Ayurvedic Healthy Eating

Ayurveda has a theory that anything can be a food, a medicine or a poison depending on ‘who’ is eating, ‘what’ is eaten, and ‘how much’ is eaten. For example, fresh ginger root is delicious in cooking as a food to flavour and help digestion. It is a stimulating medicine that can help clear a cold and induce a sweat when taken as a strong hot tea. If too much is taken it can make you sick causing acidity and vomiting, hence acting as a poison in the wrong circumstances. So there is no strict ‘Ayurvedic diet’ per se, only sage recommendations to help you have the tastiest and healthiest diet helping to lead you towards the best health.

However, eating is considered to be the most important activity that can affect health. Whilst eating is a habit, and for some an addiction, it can be empowering to transform your eating habits to only include healthy foods that are rejuvenating and life-giving. This is a healthy habit. Whilst herbal remedies, massage, exercise and spiritual practice can balance and repair health it is a ‘good’ diet that gives us an every day opportunity to take control of our health.

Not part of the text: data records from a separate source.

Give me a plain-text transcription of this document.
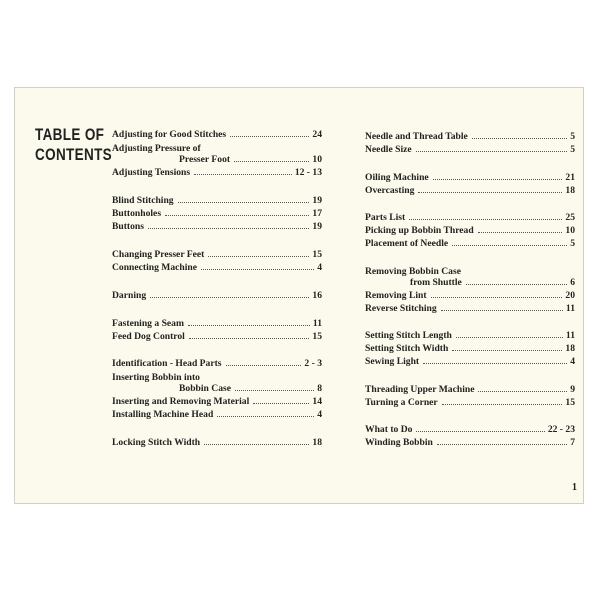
TABLE OF
CONTENTS
Adjusting for Good Stitches	24
Adjusting Pressure of
Presser Foot	10
Adjusting Tensions	12 - 13
Blind Stitching	19
Buttonholes	17
Buttons	19
Changing Presser Feet	15
Connecting Machine	4
Darning	16
Fastening a Seam	11
Feed Dog Control	15
Identification - Head Parts	2 - 3
Inserting Bobbin into
Bobbin Case	8
Inserting and Removing Material	14
Installing Machine Head	4
Locking Stitch Width	18
Needle and Thread Table	5
Needle Size	5
Oiling Machine	21
Overcasting	18
Parts List	25
Picking up Bobbin Thread	10
Placement of Needle	5
Removing Bobbin Case
from Shuttle	6
Removing Lint	20
Reverse Stitching	11
Setting Stitch Length	11
Setting Stitch Width	18
Sewing Light	4
Threading Upper Machine	9
Turning a Corner	15
What to Do	22 - 23
Winding Bobbin	7
1
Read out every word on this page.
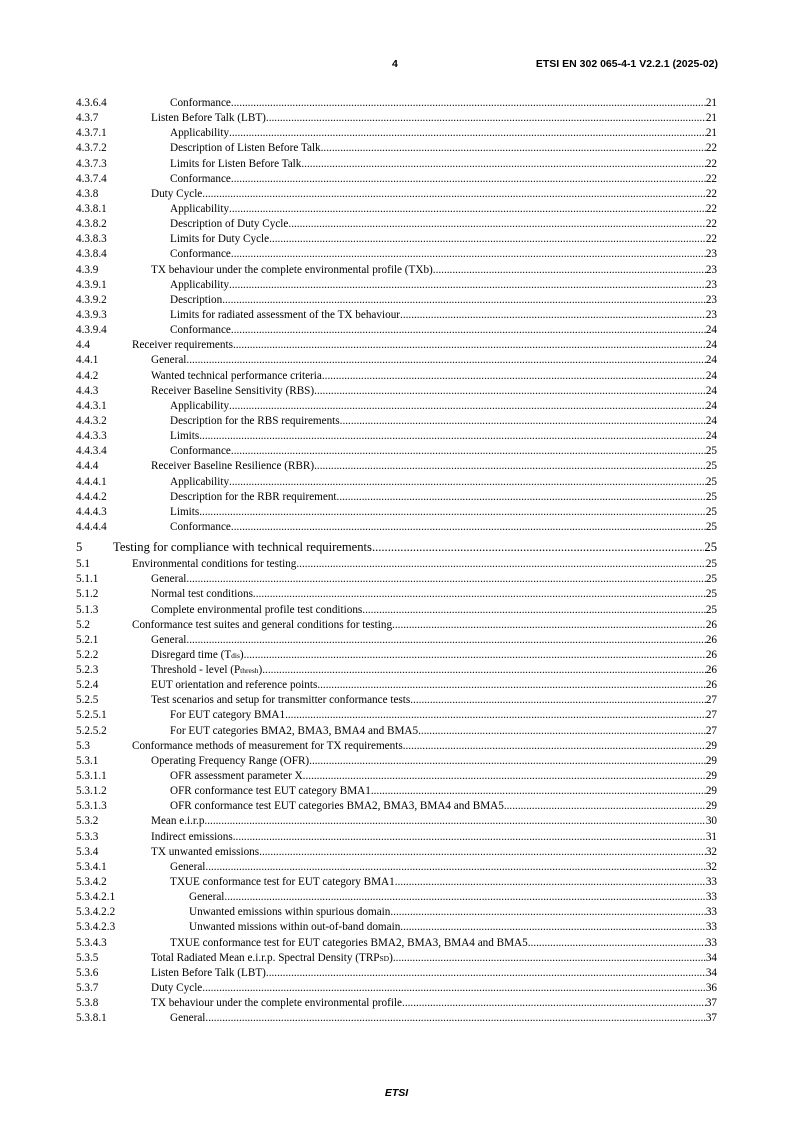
4	ETSI EN 302 065-4-1 V2.2.1 (2025-02)
4.3.6.4	Conformance .....	21
4.3.7	Listen Before Talk (LBT) .....	21
4.3.7.1	Applicability .....	21
4.3.7.2	Description of Listen Before Talk .....	22
4.3.7.3	Limits for Listen Before Talk .....	22
4.3.7.4	Conformance .....	22
4.3.8	Duty Cycle .....	22
4.3.8.1	Applicability .....	22
4.3.8.2	Description of Duty Cycle .....	22
4.3.8.3	Limits for Duty Cycle .....	22
4.3.8.4	Conformance .....	23
4.3.9	TX behaviour under the complete environmental profile (TXb) .....	23
4.3.9.1	Applicability .....	23
4.3.9.2	Description .....	23
4.3.9.3	Limits for radiated assessment of the TX behaviour .....	23
4.3.9.4	Conformance .....	24
4.4	Receiver requirements .....	24
4.4.1	General .....	24
4.4.2	Wanted technical performance criteria .....	24
4.4.3	Receiver Baseline Sensitivity (RBS) .....	24
4.4.3.1	Applicability .....	24
4.4.3.2	Description for the RBS requirements .....	24
4.4.3.3	Limits .....	24
4.4.3.4	Conformance .....	25
4.4.4	Receiver Baseline Resilience (RBR) .....	25
4.4.4.1	Applicability .....	25
4.4.4.2	Description for the RBR requirement .....	25
4.4.4.3	Limits .....	25
4.4.4.4	Conformance .....	25
5 Testing for compliance with technical requirements .....	25
5.1	Environmental conditions for testing .....	25
5.1.1	General .....	25
5.1.2	Normal test conditions .....	25
5.1.3	Complete environmental profile test conditions .....	25
5.2	Conformance test suites and general conditions for testing .....	26
5.2.1	General .....	26
5.2.2	Disregard time (Tdis) .....	26
5.2.3	Threshold - level (Pthresh) .....	26
5.2.4	EUT orientation and reference points .....	26
5.2.5	Test scenarios and setup for transmitter conformance tests .....	27
5.2.5.1	For EUT category BMA1 .....	27
5.2.5.2	For EUT categories BMA2, BMA3, BMA4 and BMA5 .....	27
5.3	Conformance methods of measurement for TX requirements .....	29
5.3.1	Operating Frequency Range (OFR) .....	29
5.3.1.1	OFR assessment parameter X .....	29
5.3.1.2	OFR conformance test EUT category BMA1 .....	29
5.3.1.3	OFR conformance test EUT categories BMA2, BMA3, BMA4 and BMA5 .....	29
5.3.2	Mean e.i.r.p. .....	30
5.3.3	Indirect emissions .....	31
5.3.4	TX unwanted emissions .....	32
5.3.4.1	General .....	32
5.3.4.2	TXUE conformance test for EUT category BMA1 .....	33
5.3.4.2.1	General .....	33
5.3.4.2.2	Unwanted emissions within spurious domain .....	33
5.3.4.2.3	Unwanted missions within out-of-band domain .....	33
5.3.4.3	TXUE conformance test for EUT categories BMA2, BMA3, BMA4 and BMA5 .....	33
5.3.5	Total Radiated Mean e.i.r.p. Spectral Density (TRPSD) .....	34
5.3.6	Listen Before Talk (LBT) .....	34
5.3.7	Duty Cycle .....	36
5.3.8	TX behaviour under the complete environmental profile .....	37
5.3.8.1	General .....	37
ETSI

Generally speaking, Ayurveda considers that the best foods to include are rice, wheat, barley, mung beans, asparagus, grapes, pomegranates, ginger, ghee, milk and honey. It also generally recommends that it is best to avoid habitual use of heavy meats, cheeses, yoghurt, refined salt, processed foods, refined sugar, coffee, tomatoes, bananas, citrus fruits and black lentils.

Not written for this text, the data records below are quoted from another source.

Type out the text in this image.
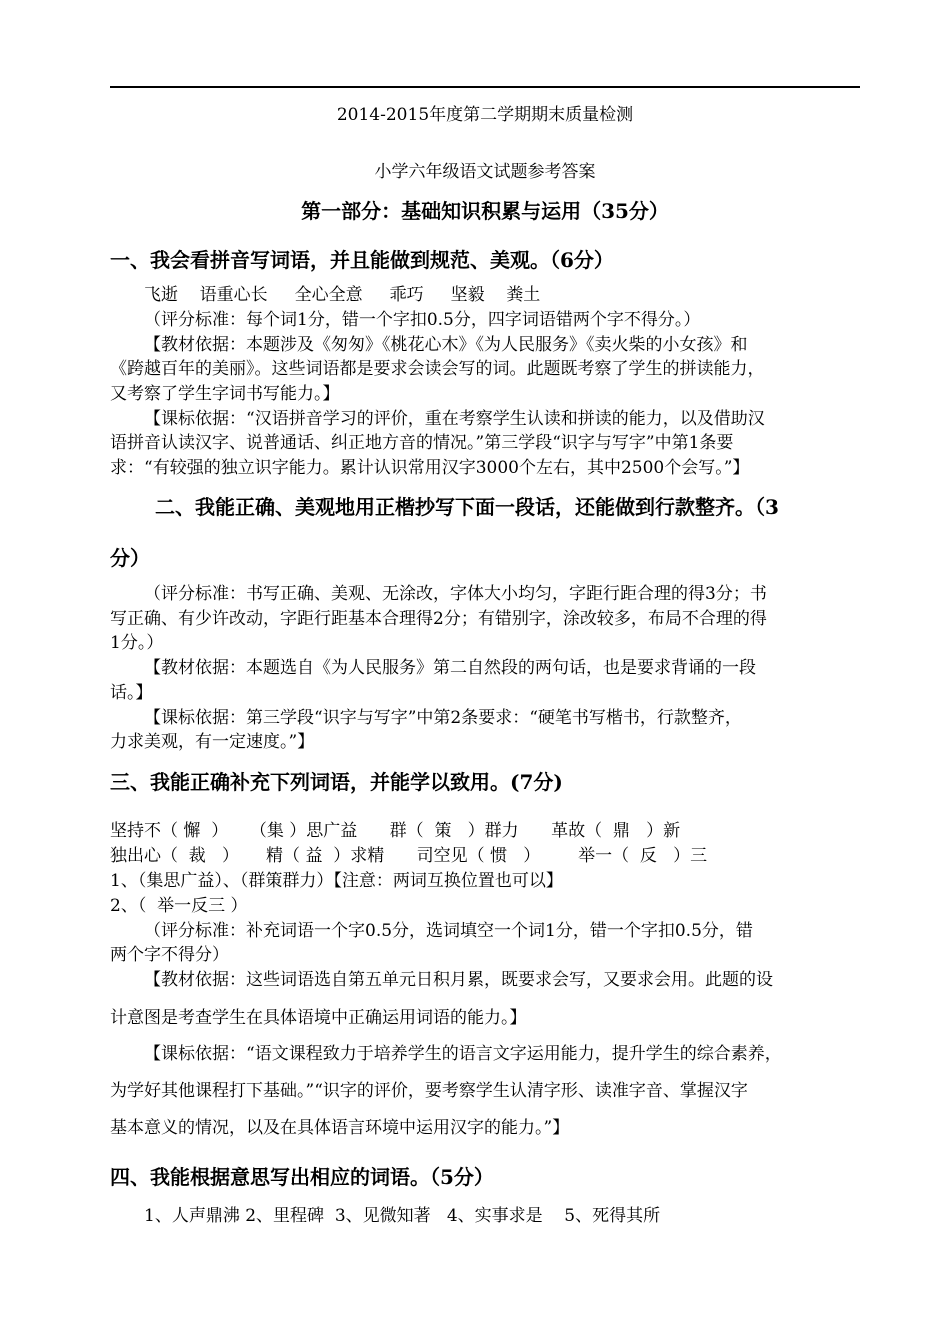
2014-2015年度第二学期期末质量检测
小学六年级语文试题参考答案
第一部分：基础知识积累与运用（35分）
一、我会看拼音写词语，并且能做到规范、美观。（6分）
飞逝    语重心长     全心全意     乖巧     坚毅    粪土
（评分标准：每个词1分，错一个字扣0.5分，四字词语错两个字不得分。）
【教材依据：本题涉及《匆匆》《桃花心木》《为人民服务》《卖火柴的小女孩》和
《跨越百年的美丽》。这些词语都是要求会读会写的词。此题既考察了学生的拼读能力，
又考察了学生字词书写能力。】
【课标依据：“汉语拼音学习的评价，重在考察学生认读和拼读的能力，以及借助汉
语拼音认读汉字、说普通话、纠正地方音的情况。”第三学段“识字与写字”中第1条要
求：“有较强的独立识字能力。累计认识常用汉字3000个左右，其中2500个会写。”】
二、我能正确、美观地用正楷抄写下面一段话，还能做到行款整齐。（3
分）
（评分标准：书写正确、美观、无涂改，字体大小均匀，字距行距合理的得3分；书
写正确、有少许改动，字距行距基本合理得2分；有错别字，涂改较多，布局不合理的得
1分。）
【教材依据：本题选自《为人民服务》第二自然段的两句话，也是要求背诵的一段
话。】
【课标依据：第三学段“识字与写字”中第2条要求：“硬笔书写楷书，行款整齐，
力求美观，有一定速度。”】
三、我能正确补充下列词语，并能学以致用。(7分)
坚持不（ 懈  ）    （集 ）思广益      群（  策   ）群力      革故（  鼎   ）新
独出心（  裁   ）     精（ 益  ）求精      司空见（ 惯   ）       举一（  反   ）三
1、（集思广益）、（群策群力）【注意：两词互换位置也可以】
2、（  举一反三 ）
（评分标准：补充词语一个字0.5分，选词填空一个词1分，错一个字扣0.5分，错
两个字不得分）
【教材依据：这些词语选自第五单元日积月累，既要求会写，又要求会用。此题的设
计意图是考查学生在具体语境中正确运用词语的能力。】
【课标依据：“语文课程致力于培养学生的语言文字运用能力，提升学生的综合素养，
为学好其他课程打下基础。”“识字的评价，要考察学生认清字形、读准字音、掌握汉字
基本意义的情况，以及在具体语言环境中运用汉字的能力。”】
四、我能根据意思写出相应的词语。（5分）
1、人声鼎沸 2、里程碑  3、见微知著   4、实事求是    5、死得其所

Ayurveda has detailed practical theory covering all aspects of living a positive health generating life-style to specific medical treatments.

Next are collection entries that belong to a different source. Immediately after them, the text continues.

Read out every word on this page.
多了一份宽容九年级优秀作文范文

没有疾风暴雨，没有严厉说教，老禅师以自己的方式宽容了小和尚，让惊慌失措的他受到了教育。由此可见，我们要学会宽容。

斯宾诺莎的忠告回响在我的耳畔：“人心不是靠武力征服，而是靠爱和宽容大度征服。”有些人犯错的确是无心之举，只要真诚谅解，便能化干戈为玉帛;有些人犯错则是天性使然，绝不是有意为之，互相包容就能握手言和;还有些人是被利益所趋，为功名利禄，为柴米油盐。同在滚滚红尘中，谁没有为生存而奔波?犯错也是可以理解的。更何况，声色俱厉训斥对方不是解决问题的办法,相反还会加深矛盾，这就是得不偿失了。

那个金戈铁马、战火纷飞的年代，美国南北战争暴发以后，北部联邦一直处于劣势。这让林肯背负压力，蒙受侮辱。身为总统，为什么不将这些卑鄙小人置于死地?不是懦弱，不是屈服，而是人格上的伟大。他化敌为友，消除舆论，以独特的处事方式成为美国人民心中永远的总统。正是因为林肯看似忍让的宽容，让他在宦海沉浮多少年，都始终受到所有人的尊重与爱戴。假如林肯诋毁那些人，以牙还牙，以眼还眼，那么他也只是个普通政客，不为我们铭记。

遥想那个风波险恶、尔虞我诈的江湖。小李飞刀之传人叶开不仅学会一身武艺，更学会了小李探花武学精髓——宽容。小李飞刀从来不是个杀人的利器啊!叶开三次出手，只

Remember that digesting your food properly depends on:

•    A strong digestive fire called agni in Ayurveda
•    Eating appropriate foods in the correct quantity and of the correct quality 
•    Healthy food combining based on Ayurvedic principles

Here are some Ayurvedic healthy eating tips:

•    Eat according to your constitution
•    Eat fresh and seasonal food that is organically grown.
•    Eat predominantly cooked and warm food.
•    Eat foods that are light, fresh and rejuvenative.
•    Minimise the use of leftovers, tinned, frozen or preserved foods.
•    Do not eat lots of raw and cold foods straight from the fridge
•    Do not eat lots of raw and cooked food together.
•    Do not eat contraindicated foods: Dairy and fruit, melon after other food, fruits with other food, fish and milk, eggs with milk,  lemons with milk or yoghurt, yoghurt after dark, equal parts of ghee and honey (3:1 by weight), cooked honey.
•    Avoid excessive fasting or excessive eating.
•    Only eat when hungry and drink when thirsty. Leave 4-6 hours between meals.
•    When you travel adjust your diet slowly as the change in water, food and climate can all adversely affect your digestion.
•    Antidote extreme qualities of food with digestive spices

Other problems with digestion

A major cause of digestive imbalance is external bacteria and pathogens in the digestive tract picked up off unhealthy food, whilst travelling or from unresolved illness.; giardia, worms, imbalanced bacteria, Candida. These must be removed using effective anti-parasitical herbs such as Neem.

Only use anti-biotics when absolutely necessary as these deplete the integrity of the balance of intestinal flora and can result in pathogenic outbreaks of unhealthy bacteria.

Only use pain killers and NSAID drugs when absolutely necessary. The use of pain killers and anti-biotics are two of the most common causes of imbalanced digestion.

Eating a high volume of refined sugar feeds pathogenic bacteria, so try to avoid it!